Team Work & SEO Tasks
Team work is a large part of the SEO professional's career. Unless you are a web designer guru, branding expert, marketing automation genius, IT whiz or project manager ninja, working as part of a team that has these folks and others will be the norm.
The reason why team work is important for the search engine professional is because unlike days of yesteryear, you can't just "do" SEO a couple times a year and call it good. Advances in web technology, web surfer demands, better internet performance and the expectation of a total user experience all now dictate that you have one full time function already.

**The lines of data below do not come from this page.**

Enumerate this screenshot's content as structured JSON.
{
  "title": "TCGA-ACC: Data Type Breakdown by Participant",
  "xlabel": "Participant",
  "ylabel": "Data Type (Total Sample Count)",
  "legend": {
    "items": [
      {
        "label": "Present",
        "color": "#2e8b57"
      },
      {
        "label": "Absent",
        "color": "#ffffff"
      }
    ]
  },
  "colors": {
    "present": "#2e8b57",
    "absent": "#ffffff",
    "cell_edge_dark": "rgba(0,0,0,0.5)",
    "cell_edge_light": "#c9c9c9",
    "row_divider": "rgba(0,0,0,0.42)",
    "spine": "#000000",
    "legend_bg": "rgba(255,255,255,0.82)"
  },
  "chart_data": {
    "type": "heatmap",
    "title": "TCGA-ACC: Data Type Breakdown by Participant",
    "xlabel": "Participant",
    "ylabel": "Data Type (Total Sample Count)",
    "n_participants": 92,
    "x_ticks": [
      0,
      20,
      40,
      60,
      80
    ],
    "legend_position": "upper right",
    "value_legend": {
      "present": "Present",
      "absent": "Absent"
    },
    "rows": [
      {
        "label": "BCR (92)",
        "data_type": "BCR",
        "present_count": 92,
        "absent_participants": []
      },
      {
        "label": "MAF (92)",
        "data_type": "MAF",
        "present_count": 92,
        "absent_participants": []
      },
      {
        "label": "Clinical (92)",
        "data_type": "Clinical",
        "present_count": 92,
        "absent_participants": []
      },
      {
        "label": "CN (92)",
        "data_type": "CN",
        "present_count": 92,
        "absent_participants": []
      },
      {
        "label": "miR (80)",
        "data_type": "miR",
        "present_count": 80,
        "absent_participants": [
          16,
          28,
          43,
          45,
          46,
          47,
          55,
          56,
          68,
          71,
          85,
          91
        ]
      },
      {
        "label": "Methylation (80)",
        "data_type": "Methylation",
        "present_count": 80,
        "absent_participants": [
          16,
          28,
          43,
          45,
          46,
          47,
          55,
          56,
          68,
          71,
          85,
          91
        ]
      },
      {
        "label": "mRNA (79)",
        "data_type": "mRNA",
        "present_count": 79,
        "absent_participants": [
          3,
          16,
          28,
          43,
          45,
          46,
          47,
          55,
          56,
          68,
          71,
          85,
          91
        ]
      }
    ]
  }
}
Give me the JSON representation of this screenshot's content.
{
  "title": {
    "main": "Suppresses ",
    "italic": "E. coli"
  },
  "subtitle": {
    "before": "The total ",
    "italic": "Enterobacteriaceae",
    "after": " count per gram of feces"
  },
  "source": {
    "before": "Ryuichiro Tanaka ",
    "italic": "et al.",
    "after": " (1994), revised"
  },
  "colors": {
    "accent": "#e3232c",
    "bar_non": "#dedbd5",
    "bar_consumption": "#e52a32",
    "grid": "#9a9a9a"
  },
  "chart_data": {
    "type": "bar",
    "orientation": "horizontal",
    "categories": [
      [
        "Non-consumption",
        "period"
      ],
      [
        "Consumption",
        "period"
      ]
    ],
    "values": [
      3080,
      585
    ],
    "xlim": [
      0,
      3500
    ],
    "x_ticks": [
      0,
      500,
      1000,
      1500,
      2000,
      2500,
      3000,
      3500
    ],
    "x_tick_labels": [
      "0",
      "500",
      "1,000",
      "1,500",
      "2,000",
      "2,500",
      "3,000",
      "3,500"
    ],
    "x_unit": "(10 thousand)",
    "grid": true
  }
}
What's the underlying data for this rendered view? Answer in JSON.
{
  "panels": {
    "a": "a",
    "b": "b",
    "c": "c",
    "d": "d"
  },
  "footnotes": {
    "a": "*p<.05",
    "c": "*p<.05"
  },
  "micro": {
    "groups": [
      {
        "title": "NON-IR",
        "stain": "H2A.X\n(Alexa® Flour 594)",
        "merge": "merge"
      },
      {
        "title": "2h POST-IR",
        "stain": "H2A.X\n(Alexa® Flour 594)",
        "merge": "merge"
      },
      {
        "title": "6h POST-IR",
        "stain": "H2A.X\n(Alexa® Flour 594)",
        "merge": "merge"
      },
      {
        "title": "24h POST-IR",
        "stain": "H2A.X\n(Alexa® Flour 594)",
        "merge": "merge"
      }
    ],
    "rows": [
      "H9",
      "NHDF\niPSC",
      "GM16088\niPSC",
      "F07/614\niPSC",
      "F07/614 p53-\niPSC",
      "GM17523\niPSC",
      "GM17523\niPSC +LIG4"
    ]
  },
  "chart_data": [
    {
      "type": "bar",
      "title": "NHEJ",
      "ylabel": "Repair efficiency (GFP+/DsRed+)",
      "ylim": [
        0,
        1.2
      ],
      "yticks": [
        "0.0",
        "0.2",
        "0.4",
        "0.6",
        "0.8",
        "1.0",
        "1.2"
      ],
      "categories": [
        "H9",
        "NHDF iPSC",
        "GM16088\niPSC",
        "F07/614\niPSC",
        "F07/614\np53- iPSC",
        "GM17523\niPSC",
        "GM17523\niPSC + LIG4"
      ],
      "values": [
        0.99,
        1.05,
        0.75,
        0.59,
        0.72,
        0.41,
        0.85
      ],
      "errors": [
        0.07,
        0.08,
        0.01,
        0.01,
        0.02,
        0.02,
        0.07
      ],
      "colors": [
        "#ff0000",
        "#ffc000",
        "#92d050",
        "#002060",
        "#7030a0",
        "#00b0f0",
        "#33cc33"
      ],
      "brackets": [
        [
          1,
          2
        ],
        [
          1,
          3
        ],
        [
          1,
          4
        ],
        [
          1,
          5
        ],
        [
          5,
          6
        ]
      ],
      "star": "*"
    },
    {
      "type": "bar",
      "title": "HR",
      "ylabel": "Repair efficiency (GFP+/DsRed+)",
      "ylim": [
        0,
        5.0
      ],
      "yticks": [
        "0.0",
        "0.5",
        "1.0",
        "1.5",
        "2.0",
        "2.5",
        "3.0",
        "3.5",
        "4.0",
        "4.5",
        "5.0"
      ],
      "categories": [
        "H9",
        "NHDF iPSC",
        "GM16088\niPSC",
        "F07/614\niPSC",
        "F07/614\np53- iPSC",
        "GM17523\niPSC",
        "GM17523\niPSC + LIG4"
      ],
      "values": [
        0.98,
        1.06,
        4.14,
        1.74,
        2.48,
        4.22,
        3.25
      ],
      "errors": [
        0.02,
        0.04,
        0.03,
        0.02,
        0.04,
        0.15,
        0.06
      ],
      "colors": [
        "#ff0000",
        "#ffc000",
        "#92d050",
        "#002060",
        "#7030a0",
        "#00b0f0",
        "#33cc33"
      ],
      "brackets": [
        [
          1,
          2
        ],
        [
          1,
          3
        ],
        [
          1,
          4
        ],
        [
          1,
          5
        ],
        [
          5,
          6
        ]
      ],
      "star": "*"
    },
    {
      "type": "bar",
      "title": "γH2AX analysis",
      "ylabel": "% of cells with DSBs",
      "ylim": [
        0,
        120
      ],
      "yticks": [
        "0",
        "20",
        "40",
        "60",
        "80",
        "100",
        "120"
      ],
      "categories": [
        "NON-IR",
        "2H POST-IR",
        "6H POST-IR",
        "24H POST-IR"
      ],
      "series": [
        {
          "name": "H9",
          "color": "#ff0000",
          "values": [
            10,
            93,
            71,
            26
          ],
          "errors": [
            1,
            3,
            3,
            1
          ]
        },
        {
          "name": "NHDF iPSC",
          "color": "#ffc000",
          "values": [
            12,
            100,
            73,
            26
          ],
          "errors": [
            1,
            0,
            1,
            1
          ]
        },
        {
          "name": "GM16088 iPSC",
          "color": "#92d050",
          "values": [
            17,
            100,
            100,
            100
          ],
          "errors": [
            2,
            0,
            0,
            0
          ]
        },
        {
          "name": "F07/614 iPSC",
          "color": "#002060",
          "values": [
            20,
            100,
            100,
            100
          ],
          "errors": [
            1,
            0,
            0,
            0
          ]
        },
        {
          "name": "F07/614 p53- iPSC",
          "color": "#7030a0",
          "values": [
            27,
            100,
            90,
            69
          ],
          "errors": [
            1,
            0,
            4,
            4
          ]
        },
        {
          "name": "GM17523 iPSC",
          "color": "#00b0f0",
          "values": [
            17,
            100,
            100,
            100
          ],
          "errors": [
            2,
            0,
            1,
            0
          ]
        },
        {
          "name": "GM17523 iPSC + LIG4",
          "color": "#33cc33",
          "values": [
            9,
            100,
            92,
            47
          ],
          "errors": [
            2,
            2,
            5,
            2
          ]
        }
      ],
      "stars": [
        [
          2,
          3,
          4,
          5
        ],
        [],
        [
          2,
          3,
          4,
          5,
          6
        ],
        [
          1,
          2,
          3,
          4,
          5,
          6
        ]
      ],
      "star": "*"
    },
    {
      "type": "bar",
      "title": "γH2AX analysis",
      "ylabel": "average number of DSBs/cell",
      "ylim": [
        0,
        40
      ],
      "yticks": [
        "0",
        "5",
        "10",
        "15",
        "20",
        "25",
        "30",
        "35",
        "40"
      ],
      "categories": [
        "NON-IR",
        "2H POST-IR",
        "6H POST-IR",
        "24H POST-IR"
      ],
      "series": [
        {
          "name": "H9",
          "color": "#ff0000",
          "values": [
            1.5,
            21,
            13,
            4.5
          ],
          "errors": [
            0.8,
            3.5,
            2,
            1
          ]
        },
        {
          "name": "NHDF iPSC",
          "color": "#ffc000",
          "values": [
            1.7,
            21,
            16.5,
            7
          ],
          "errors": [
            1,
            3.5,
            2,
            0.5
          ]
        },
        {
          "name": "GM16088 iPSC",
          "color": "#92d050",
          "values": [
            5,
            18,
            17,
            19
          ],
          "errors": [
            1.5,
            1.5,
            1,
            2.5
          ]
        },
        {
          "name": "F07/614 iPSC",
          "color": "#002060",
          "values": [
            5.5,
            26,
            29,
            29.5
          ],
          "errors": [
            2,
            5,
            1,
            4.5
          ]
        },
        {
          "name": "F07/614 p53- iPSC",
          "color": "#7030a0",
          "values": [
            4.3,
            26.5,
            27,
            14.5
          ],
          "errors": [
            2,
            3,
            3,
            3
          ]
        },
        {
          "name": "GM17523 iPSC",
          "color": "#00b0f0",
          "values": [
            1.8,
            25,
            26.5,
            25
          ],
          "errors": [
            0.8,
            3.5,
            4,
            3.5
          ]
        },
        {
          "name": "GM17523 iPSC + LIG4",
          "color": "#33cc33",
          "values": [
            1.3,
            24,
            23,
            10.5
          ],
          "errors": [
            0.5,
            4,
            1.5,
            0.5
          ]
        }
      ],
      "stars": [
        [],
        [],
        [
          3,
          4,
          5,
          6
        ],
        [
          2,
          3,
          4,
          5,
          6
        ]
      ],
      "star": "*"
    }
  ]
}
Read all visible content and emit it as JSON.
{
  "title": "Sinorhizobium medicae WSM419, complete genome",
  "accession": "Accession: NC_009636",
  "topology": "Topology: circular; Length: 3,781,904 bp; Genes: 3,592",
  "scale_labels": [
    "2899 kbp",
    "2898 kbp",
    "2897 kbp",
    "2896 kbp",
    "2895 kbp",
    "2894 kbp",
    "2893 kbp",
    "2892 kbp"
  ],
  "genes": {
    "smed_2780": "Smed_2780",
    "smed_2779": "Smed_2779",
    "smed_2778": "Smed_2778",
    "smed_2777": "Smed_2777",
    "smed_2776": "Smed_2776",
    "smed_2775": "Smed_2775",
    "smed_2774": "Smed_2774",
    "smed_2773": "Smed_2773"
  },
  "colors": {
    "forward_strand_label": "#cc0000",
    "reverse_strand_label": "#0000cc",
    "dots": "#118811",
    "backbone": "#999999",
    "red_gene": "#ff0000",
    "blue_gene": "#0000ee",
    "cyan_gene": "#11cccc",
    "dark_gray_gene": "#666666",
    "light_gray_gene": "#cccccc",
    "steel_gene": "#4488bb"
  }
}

Being part of a team means being able to negotiate, compromise and depend on others to reach the finish line on a program or project. Sometimes the negotiated outcome or compromise may not make you, the SEO professional, happy, but the other members have competing interests, and sometimes nobody is completely happy.
Team Work Challenges
I am part of a team now that's trying to do a web site redesign and relaunch - soon. We have a graphic designer on the team, a web developer, me, and two principals who own the site. Some of the challenges facing us are an alternate design proposal that came in late, conflicting goals on color palettes, web fonts, interior page layout and new content.
These are daunting, and I'm not sure how we are going to end up. There were certain SEO tasks I wanted to get done a few weeks ago, and they aren't going to happen, no matter what I think, because until the principals can get past the design distractions and milestones, my stuff is going to wait. I had to negotiate with the principals because they're running other things simultaneously, and the graphics person has a lot of other competing work to complete as well.
Part of our challenge is that we haven't met as a total team since the project kicked off. Team work means meeting together, as well as in smaller cohorts. Communication suffers and deadlines slip because some team members are waiting on decisions.
I share this with you to let you know what you may be up against with your SEO agenda, milestones and tasks. If you can't change the dialog, practice patience and accept that expectations may have to change to accomodate reality.
In the end, I am confident we will push this over the finish line together without major butt hurt. Right now, I am being reminded of what it means to be part of a team with more moving parts than just page and post optimization tasks.
Until we meet again, stay safely between the ditches.